Reporting season across the retail, food & beverages sector is likely to highlight the resilience of profit margins for FY24e, despite weak sales. The strength of margins is a function steady gross margins and cost reductions. While good news, consensus expectations already reflect this outcome. We are above consensus on Inghams and Woolworths and below on Lovisa for FY24e EPS. We expect trading updates to influence share prices meaningfully with the risk that FY25e consensus needs to be downgraded for many. We are below FY25e consensus on Bapcor, Premier Investments, Super Retail Group and Wesfarmers.
Accent Group provided a trading update and details around the planned closure of 17 stores operating under the Glue Store banner. The company highlighted strong second half like-for-like sales trends at 4.1%. This strong performance into the second half of the year was ahead of consensus at -0.4% for 2H24e. The store closures will lower group sales but we lift our gross margin expectations and see improved cost of operations from exiting a portion of the higher cost Glue Stores.

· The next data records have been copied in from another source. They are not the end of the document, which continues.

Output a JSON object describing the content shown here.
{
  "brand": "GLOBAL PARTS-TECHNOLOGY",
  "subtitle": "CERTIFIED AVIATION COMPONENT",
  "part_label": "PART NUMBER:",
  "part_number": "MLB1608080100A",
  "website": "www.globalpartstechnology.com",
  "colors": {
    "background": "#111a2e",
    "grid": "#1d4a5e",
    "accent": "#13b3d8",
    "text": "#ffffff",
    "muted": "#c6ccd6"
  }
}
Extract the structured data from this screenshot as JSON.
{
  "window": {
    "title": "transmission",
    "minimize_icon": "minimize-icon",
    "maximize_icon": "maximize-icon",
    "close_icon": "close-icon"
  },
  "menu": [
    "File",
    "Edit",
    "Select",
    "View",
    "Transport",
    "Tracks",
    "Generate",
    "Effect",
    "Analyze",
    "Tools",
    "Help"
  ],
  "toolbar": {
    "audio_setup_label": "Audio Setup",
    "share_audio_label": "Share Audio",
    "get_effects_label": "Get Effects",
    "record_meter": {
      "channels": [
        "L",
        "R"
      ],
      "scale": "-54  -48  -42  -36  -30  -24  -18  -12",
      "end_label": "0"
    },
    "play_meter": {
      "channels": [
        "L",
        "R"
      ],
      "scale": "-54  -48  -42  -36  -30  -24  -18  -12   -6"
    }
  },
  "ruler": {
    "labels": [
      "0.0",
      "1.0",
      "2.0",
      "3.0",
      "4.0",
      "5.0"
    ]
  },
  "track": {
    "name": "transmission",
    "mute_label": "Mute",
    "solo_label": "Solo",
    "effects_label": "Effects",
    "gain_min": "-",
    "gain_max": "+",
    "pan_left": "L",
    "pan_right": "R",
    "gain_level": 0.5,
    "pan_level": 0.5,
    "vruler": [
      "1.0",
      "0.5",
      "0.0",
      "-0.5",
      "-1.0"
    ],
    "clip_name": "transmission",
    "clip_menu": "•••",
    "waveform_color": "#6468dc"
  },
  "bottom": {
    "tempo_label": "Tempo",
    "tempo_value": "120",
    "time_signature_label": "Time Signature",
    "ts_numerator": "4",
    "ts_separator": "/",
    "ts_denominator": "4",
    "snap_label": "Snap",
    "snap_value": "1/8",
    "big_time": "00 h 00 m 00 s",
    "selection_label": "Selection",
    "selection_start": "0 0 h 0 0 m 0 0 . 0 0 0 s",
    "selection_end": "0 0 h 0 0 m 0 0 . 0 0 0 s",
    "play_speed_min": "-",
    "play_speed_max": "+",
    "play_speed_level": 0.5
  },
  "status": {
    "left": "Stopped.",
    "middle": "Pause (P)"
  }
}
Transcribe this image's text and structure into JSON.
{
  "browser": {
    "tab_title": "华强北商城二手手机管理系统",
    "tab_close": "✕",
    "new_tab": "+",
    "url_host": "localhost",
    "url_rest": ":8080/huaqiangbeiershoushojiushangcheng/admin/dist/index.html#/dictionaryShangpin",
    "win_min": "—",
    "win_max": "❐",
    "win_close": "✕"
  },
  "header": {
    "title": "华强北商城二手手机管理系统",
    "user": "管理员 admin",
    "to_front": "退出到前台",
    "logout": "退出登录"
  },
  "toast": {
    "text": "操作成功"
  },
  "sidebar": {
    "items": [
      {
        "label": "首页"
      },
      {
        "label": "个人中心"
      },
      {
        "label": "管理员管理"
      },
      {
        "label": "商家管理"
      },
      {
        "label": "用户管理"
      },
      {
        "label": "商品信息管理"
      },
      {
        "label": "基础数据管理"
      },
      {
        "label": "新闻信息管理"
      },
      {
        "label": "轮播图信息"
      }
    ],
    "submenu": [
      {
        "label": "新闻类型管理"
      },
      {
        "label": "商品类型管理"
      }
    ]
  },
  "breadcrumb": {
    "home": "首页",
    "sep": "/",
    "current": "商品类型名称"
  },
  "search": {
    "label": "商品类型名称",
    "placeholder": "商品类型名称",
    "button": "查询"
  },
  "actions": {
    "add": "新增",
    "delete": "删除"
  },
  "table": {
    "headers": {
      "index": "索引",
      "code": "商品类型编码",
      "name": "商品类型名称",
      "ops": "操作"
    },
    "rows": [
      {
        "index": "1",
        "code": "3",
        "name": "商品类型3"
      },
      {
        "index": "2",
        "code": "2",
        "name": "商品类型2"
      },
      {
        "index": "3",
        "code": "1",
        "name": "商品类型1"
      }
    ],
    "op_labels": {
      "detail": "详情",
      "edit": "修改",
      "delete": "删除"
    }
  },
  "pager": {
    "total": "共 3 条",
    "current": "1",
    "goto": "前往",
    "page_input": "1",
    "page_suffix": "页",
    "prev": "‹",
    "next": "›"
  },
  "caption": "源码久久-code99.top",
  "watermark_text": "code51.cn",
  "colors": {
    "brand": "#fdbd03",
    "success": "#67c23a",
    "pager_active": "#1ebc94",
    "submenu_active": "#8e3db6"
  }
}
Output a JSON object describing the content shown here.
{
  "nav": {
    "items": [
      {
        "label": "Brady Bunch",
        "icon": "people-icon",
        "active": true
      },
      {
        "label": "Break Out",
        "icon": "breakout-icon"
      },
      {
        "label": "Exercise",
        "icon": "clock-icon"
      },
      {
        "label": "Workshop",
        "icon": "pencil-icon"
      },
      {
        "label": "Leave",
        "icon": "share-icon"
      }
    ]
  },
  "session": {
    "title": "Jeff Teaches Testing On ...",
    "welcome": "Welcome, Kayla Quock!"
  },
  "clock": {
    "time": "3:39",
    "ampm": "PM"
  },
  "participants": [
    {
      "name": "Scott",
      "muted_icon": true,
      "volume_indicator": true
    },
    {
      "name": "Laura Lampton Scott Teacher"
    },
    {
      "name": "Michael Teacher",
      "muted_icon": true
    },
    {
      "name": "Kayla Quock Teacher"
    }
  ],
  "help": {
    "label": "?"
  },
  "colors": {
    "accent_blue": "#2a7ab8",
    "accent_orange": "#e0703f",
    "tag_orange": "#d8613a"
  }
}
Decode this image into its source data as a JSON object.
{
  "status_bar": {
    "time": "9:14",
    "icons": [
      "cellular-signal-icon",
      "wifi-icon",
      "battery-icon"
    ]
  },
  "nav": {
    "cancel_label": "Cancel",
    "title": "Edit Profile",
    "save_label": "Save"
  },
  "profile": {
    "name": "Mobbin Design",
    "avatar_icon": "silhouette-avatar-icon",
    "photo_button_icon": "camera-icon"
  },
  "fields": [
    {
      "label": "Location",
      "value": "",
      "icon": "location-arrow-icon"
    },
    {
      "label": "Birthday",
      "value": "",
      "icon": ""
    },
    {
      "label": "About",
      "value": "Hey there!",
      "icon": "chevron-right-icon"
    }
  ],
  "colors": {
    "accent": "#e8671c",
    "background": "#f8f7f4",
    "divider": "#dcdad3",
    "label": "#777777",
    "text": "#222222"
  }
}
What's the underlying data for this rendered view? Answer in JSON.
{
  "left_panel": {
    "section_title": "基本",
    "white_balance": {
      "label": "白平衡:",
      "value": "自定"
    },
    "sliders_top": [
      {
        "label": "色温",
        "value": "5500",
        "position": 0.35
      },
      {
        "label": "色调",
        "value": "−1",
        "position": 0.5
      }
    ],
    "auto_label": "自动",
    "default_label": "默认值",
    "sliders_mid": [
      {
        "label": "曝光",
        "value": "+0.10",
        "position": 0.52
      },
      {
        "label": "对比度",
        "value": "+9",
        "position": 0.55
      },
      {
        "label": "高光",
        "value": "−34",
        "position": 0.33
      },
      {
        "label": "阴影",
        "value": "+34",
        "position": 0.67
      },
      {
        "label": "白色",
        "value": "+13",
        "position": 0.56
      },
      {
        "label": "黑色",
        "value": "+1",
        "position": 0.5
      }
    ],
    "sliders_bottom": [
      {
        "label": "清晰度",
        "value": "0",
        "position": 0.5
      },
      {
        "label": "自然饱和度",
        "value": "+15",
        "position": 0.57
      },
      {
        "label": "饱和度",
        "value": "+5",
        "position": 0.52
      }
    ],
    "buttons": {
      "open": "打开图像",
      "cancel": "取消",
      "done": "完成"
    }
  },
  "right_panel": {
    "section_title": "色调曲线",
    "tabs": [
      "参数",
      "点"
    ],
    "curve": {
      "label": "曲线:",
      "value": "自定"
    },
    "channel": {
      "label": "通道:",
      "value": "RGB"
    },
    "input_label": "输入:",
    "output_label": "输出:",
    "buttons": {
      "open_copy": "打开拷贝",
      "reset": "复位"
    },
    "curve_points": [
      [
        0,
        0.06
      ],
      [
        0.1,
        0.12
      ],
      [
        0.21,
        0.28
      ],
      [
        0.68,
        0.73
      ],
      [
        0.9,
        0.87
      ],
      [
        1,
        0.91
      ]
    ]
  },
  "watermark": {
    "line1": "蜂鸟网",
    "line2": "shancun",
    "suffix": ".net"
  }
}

Australian retail has had a challenging 12 months. We expect we are past the worst for this sales cycle with a gradual improvement in growth over the next 12 months. We forecast retail sales growth of 2.9% in FY25e, up from 1.8% in FY24e. The sectors likely to see the strongest recovery are household goods, supermarkets and online. Some categories are still vulnerable to a correction in volumes such as liquor, cafes & restaurants and fashion. While there is an upswing, it will be mild and leave growth rates below trend for the next three years in our view given the low household savings rate and decelerating population growth.
Over the past decade, retail rental growth has been less than sales growth for many ASX-listed retailers. Can this trend continue? In Issue 8 of Price Watch, we analyse floor space supply and demand. We expect retail supply per capita to fall by 0.7% p.a and retail demand to rise by 0.5% p.a. This is a meaningful disconnect placing upward pressure on rents. We expect half the gap to be solved through productivity initiatives by retailers and landlords to work floor space harder and reduce anchor tenant space. The retailers with the highest exposure to the top 30 shopping centres are Accent Group, Premier Retail, City Chic and JB Hi-Fi.
Australian retail sales rose 2.1% year-on-year in May 2024, which is the best underlying rate of growth since November 2023. The glass half-full would suggest we may be past the trough for retail. The glass half-empty is that the rate of growth is still very weak and indicative of per capita declines in retail volumes. We do think we are now past the trough in volumes, but we don’t expect a swift recovery in retail spending.
The proposed merger between Chemist Warehouse and Sigma will create a business with close to $760 million of combined annual EBIT with growth of 12%-19% over the next four years. However, the first hurdle is ACCC approval which may be a drawn-out process. While there is an impressive growth profile, the prospects for rollout beyond Australia and New Zealand is still in its infancy. The upside case would see continued elevated like-for-like sales growth and a seamless integration of the Chemist Warehouse contract.
The spike in spot sea-freight rates is likely to remain topical over the next few months and add to concerns about retail profit margins in FY25e. Our feedback is that spot sea freight rates for Australian importers are now close to 3x the low point seen only 12 months ago. The good news is many retailers have 12-month contracts. The bad news is that it looks like a step-up in freight rates is coming either way as we move through FY25e and adds risk to earnings. The retailers most exposed to higher sea freight rates are Nick Scali, Wesfarmers and Super Retail Group.
Myer’s proposed merger with Premier’s Apparel Brands is a convenient solution for two ex-growth businesses. For Premier, the inferred multiple is only 4.1x EV/EBIT, which is low. Premier shareholders could receive 8.2 Myer shares, with upside through an estimated $55 million in synergies. The majority of the synergies will come from adding Premier to Myer stores in concession space and improved terms on sourcing product. The merger raises the prospect that a further Strategic Review for Premier is unlikely to crystallise much value.
Metcash reported FY24 EBIT down 1% and, adjusted for acquisitions, it was a similar result in both the first and second-half. The company is actively managing costs to offset weak sales trends and this thematic is likely to be a feature again in FY25e. Metcash’s performance relative to market growth remains impressive and is the primary reason for our positive stance on the stock.
City Chic’s exit of Avenue and capital raising conclude an incredibly painful experience of global ambition and then retreat. The City Chic brand has a strong following in Australia but has been impacted by excess inventory. The company is addressing its cost base but more savings will be needed to restore profitability. Moreover, store openings seem unlikely at this stage given the poor sales productivity.